The plaintiffs are being represented by the Center, Planned Parenthood Federation of America, the American Civil Liberties Union, the ACLU of Texas, the Lawyering Project, Morrison & Foerster LLP, and Austin attorney Christen Mason Hebert.
“When it comes to abortion access, we are living in two different Americas. With every barrier that has been enacted over the last 30 years in Texas, it’s nearly impossible for pregnant people to access the quality abortion care they need….SB 8 will be the biggest barrier yet.”
Law Provides $10,000 Incentive for Individuals to “Enforce” Texas Abortion Ban
Under S.B. 8, anyone who successfully sues another person or provider will be entitled to at least a $10,000 monetary award, an injunction preventing future violations, as well as attorney’s fees and costs. Lawsuits could be filed against both abortion providers and a broad range of people—considered by the law to be “aiders and abettors”—including a person who drives their friend to obtain an abortion; abortion funds providing financial assistance to patients; health center staff; and a member of the clergy who counsels or assists an abortion patient.

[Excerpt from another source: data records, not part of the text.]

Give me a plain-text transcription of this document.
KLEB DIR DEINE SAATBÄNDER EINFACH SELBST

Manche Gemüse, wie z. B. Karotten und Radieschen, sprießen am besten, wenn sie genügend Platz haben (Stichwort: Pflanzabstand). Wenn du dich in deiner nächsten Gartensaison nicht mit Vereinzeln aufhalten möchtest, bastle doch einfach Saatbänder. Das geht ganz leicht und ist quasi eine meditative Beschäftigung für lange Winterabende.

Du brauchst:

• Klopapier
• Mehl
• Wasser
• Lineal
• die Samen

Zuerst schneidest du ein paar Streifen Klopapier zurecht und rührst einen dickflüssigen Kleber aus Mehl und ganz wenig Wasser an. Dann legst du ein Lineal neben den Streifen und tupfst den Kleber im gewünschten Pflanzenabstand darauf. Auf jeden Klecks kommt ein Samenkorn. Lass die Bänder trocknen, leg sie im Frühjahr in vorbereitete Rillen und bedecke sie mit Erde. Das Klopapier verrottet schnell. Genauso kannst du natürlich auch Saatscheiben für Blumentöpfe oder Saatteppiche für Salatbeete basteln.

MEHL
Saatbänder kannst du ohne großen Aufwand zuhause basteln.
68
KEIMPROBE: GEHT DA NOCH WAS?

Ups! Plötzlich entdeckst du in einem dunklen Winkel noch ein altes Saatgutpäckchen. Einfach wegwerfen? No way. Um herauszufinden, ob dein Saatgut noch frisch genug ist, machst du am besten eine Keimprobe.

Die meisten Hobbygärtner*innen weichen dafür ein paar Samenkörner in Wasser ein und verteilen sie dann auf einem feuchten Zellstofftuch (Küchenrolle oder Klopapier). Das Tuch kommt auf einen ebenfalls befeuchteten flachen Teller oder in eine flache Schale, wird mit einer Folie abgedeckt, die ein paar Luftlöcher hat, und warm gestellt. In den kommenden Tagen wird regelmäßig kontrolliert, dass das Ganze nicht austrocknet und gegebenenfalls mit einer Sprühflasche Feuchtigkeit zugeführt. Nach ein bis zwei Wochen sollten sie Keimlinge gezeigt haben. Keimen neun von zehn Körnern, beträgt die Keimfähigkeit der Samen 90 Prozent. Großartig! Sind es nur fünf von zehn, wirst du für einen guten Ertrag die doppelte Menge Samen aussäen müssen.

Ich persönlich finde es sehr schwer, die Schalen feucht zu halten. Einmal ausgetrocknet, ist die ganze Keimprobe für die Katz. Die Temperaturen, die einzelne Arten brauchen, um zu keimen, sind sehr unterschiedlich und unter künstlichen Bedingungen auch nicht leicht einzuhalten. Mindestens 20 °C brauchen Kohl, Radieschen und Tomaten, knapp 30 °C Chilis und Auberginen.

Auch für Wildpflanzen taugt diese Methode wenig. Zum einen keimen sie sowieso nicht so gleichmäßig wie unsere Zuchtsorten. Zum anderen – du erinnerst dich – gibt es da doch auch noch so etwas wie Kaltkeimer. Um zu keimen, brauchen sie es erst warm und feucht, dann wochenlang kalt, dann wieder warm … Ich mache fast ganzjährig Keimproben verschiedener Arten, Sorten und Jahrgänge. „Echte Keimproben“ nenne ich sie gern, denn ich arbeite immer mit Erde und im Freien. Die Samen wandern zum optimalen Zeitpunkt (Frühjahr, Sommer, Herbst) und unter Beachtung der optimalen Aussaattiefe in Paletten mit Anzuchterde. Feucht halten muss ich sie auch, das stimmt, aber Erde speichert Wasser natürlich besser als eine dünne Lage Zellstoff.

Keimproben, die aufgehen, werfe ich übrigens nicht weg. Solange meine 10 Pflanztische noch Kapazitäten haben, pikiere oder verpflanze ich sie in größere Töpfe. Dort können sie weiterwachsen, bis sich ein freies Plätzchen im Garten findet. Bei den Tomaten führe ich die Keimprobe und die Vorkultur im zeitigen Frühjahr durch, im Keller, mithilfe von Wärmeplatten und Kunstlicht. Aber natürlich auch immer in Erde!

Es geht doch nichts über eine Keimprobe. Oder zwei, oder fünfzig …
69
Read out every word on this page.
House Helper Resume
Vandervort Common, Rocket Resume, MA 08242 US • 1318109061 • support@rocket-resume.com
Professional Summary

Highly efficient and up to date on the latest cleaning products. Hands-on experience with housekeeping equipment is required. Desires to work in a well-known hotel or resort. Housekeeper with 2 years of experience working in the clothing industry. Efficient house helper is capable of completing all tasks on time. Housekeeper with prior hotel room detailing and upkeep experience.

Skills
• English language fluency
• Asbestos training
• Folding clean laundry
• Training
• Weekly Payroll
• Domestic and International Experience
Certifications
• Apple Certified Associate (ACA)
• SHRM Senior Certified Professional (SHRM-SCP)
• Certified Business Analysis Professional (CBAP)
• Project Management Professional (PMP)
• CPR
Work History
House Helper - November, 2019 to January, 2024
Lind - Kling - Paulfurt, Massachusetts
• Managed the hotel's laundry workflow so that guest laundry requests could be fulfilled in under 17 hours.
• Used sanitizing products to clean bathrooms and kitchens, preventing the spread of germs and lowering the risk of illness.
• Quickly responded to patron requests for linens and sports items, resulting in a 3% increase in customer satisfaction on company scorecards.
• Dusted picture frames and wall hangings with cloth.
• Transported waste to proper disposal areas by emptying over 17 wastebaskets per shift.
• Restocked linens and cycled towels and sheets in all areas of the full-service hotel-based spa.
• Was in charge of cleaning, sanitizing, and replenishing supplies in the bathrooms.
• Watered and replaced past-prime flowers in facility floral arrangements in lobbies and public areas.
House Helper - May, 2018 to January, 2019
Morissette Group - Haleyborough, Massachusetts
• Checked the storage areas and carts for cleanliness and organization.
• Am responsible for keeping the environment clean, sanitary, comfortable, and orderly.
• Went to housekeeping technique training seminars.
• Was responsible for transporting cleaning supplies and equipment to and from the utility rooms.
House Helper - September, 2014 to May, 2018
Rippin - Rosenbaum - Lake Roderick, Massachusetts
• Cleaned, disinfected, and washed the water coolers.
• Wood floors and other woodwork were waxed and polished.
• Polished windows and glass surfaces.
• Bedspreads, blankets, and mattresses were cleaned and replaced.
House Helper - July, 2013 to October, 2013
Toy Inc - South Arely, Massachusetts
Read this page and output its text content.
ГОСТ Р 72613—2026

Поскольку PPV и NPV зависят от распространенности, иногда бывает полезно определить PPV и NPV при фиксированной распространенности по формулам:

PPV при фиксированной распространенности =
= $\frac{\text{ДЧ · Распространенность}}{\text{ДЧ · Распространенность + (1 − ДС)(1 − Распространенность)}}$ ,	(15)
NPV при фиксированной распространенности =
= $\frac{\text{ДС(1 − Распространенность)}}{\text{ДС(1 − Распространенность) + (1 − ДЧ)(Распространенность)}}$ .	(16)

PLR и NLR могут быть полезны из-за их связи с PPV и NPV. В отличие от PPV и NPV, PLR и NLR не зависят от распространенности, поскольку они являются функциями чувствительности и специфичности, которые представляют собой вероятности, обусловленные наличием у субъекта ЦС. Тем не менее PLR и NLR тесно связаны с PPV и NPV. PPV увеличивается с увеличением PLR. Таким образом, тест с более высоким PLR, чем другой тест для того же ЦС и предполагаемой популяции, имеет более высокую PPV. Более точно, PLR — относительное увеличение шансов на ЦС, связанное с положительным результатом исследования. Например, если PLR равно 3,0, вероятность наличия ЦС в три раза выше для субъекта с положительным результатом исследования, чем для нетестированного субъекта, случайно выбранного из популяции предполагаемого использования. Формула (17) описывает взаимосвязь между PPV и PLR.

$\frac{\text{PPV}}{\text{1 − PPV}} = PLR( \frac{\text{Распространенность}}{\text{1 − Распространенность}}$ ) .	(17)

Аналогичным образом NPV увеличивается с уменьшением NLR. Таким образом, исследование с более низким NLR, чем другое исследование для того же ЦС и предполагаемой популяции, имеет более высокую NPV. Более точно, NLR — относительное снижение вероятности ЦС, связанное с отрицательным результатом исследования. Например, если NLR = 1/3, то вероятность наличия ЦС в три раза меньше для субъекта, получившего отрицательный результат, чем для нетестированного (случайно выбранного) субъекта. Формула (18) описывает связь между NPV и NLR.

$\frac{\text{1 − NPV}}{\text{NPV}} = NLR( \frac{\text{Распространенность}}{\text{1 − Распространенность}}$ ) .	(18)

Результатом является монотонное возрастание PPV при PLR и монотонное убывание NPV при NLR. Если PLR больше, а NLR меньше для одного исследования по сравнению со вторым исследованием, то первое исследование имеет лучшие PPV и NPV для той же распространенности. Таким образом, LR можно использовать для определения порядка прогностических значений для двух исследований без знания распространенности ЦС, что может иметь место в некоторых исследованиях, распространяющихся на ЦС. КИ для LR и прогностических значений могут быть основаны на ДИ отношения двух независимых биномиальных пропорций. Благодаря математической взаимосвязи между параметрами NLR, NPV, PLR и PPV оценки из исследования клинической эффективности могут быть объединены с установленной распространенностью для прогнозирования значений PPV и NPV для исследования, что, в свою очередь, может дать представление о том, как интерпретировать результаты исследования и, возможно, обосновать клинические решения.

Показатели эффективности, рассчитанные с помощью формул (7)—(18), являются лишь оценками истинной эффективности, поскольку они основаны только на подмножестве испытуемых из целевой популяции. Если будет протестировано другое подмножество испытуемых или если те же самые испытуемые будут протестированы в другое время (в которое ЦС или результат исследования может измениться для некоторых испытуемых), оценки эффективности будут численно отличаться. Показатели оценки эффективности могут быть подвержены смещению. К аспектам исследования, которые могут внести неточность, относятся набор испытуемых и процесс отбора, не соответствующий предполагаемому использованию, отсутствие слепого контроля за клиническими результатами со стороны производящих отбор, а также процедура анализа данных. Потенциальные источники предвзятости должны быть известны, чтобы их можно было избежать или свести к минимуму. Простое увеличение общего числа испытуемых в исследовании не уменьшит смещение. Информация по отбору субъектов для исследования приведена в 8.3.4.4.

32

People who successfully defend themselves from such lawsuits, however, are prohibited under S.B. 8 from recovering their fees and costs.
“This radical law will isolate people seeking to exercise their constitutional right to abortion care by targeting their entire support network and discouraging their loved ones from providing help and support for fear of being sued,” said Marc Hearron, Senior Counsel at the Center. “This is just the latest attempt by Texas politicians to ban abortion, but this time they’ve gone to a new extreme.”
If the law takes effect, abortion providers, clinic staff, and abortion funds could be saddled with endless lawsuits that consume their time and resources and prevent them from providing health care services, potentially forcing them to ultimately shut down.
Texas Has Passed Dozens of Restrictions on Abortion Access
Abortion is already extremely difficult to access in Texas. Restrictions have forced health centers to close and have pushed access out of reach for many. As with other abortion restrictions, S.B. 8 would disproportionately harm people of color, those living on low incomes, and those in rural areas. People struggling to make ends meet must often delay care to secure funds, and Texas prohibits coverage of abortion care through its Medicaid program and in nearly all private insurance plans.
Other Texas abortion restrictions include state-mandated biased counseling, a 24-hour mandatory delay that forces patients to make two trips to the clinic and shoulder additional costs, a ban on the use of telemedicine for abortion, and a parental consent requirement.
Approximately 85-90% of people who obtain abortions in Texas are at least six weeks into pregnancy—so this law would prohibit nearly all abortion care in the state.
Lawsuit Also Claims Texas Law Violates Constitutional Rights
Among other claims, the lawsuit filed today states that S.B. 8 blatantly violates Texans’ constitutional right to privacy and liberty as established by Roe v. Wade nearly 50 years ago. The law also violates the constitutional rights of abortion providers and supporters, including their right to equal protection under the law, and their First Amendment rights to speech and access to the courts.